A sign says I’m to wait at the gate and check with higher authorities. Nobody comes down. I know. I’ve tried and I’ve waited. Time and again. No secret official’s come down beneath the rotten sodium arc light to scan my badge and take my testimony.
Jessica, a former student at Concorde Career Institute in 7960, the middle building, rode the elevator once, skipping dental classes she’d decided no longer to attend, hovering up to higher floors. She came back later after Concorde cleared out. Doors that still opened shocked her. Why would they? They opened to empty floors where anyone could, she imagined, a) hide money, b) shoot heroin, c) have an adulterous affair with a co-worker or someone else who’d paid for a class and found the program useless, d) run toward an open window or ledge and dive off.
Jessica said she wanted to answer no questions about “c.”

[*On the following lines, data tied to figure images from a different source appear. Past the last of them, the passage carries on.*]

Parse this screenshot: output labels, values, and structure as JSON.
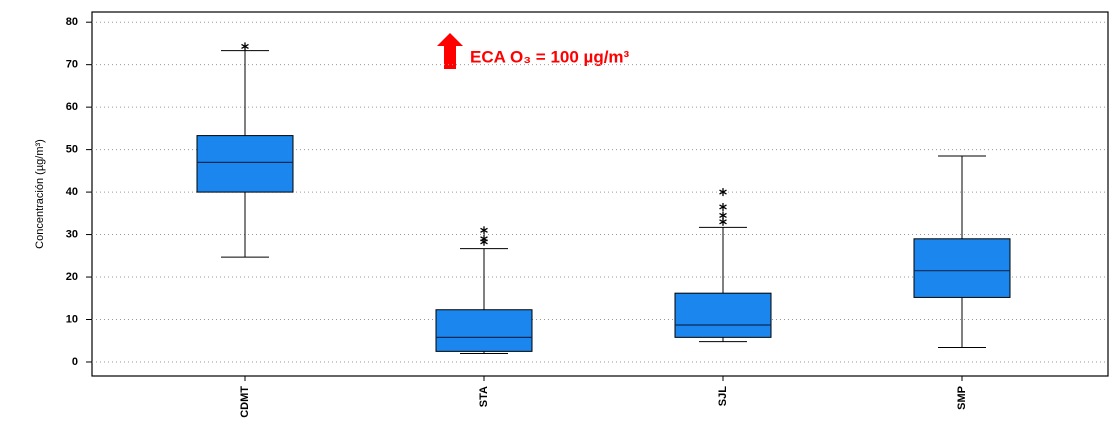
{
  "chart_data": {
    "type": "box",
    "y_label": "Concentración (µg/m³)",
    "annotation": "ECA O₃ = 100 µg/m³",
    "categories": [
      "CDMT",
      "STA",
      "SJL",
      "SMP"
    ],
    "color": "#1a86ee",
    "boxes": [
      {
        "whisker_low": 24.7,
        "q1": 40,
        "median": 47,
        "q3": 53.3,
        "whisker_high": 73.3,
        "outliers": [
          74.3
        ]
      },
      {
        "whisker_low": 2,
        "q1": 2.5,
        "median": 5.8,
        "q3": 12.3,
        "whisker_high": 26.7,
        "outliers": [
          28.3,
          29,
          31
        ]
      },
      {
        "whisker_low": 4.8,
        "q1": 5.8,
        "median": 8.7,
        "q3": 16.2,
        "whisker_high": 31.7,
        "outliers": [
          33,
          34.5,
          36.5,
          40
        ]
      },
      {
        "whisker_low": 3.4,
        "q1": 15.2,
        "median": 21.5,
        "q3": 29,
        "whisker_high": 48.5,
        "outliers": []
      }
    ],
    "ylim": [
      -3.3,
      82.4
    ],
    "yticks": [
      0,
      10,
      20,
      30,
      40,
      50,
      60,
      70,
      80
    ],
    "grid": true
  }
}
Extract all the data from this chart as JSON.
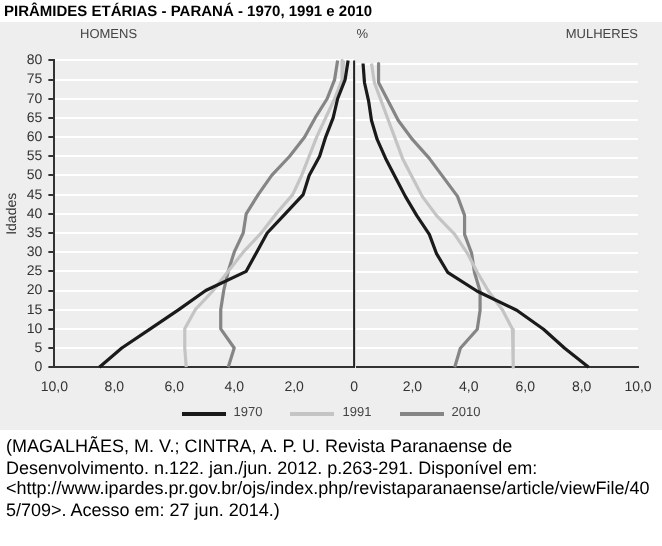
{
  "chart_data": [
    {
      "type": "line",
      "orientation": "horizontal",
      "title": "PIRÂMIDES ETÁRIAS - PARANÁ - 1970, 1991 e 2010",
      "ylabel": "Idades",
      "annotations": [
        "HOMENS",
        "%",
        "(MAGALHÃES, M. V.; CINTRA, A. P. U. Revista Paranaense de Desenvolvimento. n.122. jan./jun. 2012. p.263-291. Disponível em: <http://www.ipardes.pr.gov.br/ojs/index.php/revistaparanaense/article/viewFile/405/709>. Acesso em: 27 jun. 2014.)"
      ],
      "categories": [
        "80",
        "75",
        "70",
        "65",
        "60",
        "55",
        "50",
        "45",
        "40",
        "35",
        "30",
        "25",
        "20",
        "15",
        "10",
        "5",
        "0"
      ],
      "xlim": [
        10,
        0
      ],
      "xticks": [
        {
          "value": 10,
          "label": "10,0"
        },
        {
          "value": 8,
          "label": "8,0"
        },
        {
          "value": 6,
          "label": "6,0"
        },
        {
          "value": 4,
          "label": "4,0"
        },
        {
          "value": 2,
          "label": "2,0"
        },
        0
      ],
      "grid": "y",
      "legend": "bottom",
      "marker": "none",
      "line_style": "solid",
      "ref_lines": [
        {
          "axis": "x",
          "value": 0,
          "color": "#222222"
        }
      ],
      "series": [
        {
          "name": "1970",
          "color": "#1a1a1a",
          "values": [
            0.2,
            0.3,
            0.55,
            0.7,
            0.95,
            1.15,
            1.5,
            1.7,
            2.3,
            2.9,
            3.25,
            3.6,
            4.95,
            5.85,
            6.8,
            7.75,
            8.5
          ]
        },
        {
          "name": "1991",
          "color": "#c4c4c4",
          "values": [
            0.35,
            0.4,
            0.65,
            0.95,
            1.25,
            1.5,
            1.75,
            2.05,
            2.6,
            3.1,
            3.7,
            4.2,
            4.7,
            5.3,
            5.65,
            5.65,
            5.6
          ]
        },
        {
          "name": "2010",
          "color": "#858585",
          "values": [
            0.55,
            0.65,
            0.9,
            1.3,
            1.65,
            2.15,
            2.75,
            3.2,
            3.6,
            3.7,
            4.0,
            4.2,
            4.35,
            4.45,
            4.45,
            4.0,
            4.2
          ]
        }
      ]
    },
    {
      "type": "line",
      "orientation": "horizontal",
      "annotations": [
        "MULHERES"
      ],
      "categories": [
        "80",
        "75",
        "70",
        "65",
        "60",
        "55",
        "50",
        "45",
        "40",
        "35",
        "30",
        "25",
        "20",
        "15",
        "10",
        "5",
        "0"
      ],
      "xlim": [
        0,
        10
      ],
      "xticks": [
        {
          "value": 2,
          "label": "2,0"
        },
        {
          "value": 4,
          "label": "4,0"
        },
        {
          "value": 6,
          "label": "6,0"
        },
        {
          "value": 8,
          "label": "8,0"
        },
        {
          "value": 10,
          "label": "10,0"
        }
      ],
      "grid": "y",
      "tick_labels": "x",
      "marker": "none",
      "line_style": "solid",
      "series": [
        {
          "color": "#1a1a1a",
          "values": [
            0.25,
            0.3,
            0.45,
            0.55,
            0.75,
            1.05,
            1.4,
            1.75,
            2.15,
            2.6,
            2.85,
            3.25,
            4.3,
            5.7,
            6.65,
            7.4,
            8.25
          ]
        },
        {
          "color": "#c4c4c4",
          "values": [
            0.55,
            0.65,
            0.9,
            1.15,
            1.4,
            1.65,
            2.0,
            2.35,
            2.85,
            3.5,
            3.95,
            4.3,
            4.7,
            5.2,
            5.55,
            5.6,
            5.55
          ]
        },
        {
          "color": "#858585",
          "values": [
            0.8,
            0.8,
            1.15,
            1.5,
            2.0,
            2.6,
            3.1,
            3.6,
            3.85,
            3.85,
            4.1,
            4.2,
            4.4,
            4.4,
            4.3,
            3.7,
            3.5
          ]
        }
      ]
    }
  ]
}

Even more eye-opening, or consciousness-expanding, or mind-boggling, she’d never considered how many doors a city might open to unimaginable exits, next chapters, secret rooms, secret societies, secret lives, secret pasts.
TV news crews come out every time the fire department does. Fire in former FBI offices makes good television. In the neighborhood nicknamed “Sin City” behind Three Oaks Plaza, residents sip beer and watch the conflagrations. Matt, who lives on Hare Avenue, several blocks behind the complex, wandered up inside the middle building once. He says he saw a dog up there. Some kind of shepherd or tall terrier. He didn’t know which. Just knew he’d seen a dog, watching him, up on the fifth floor.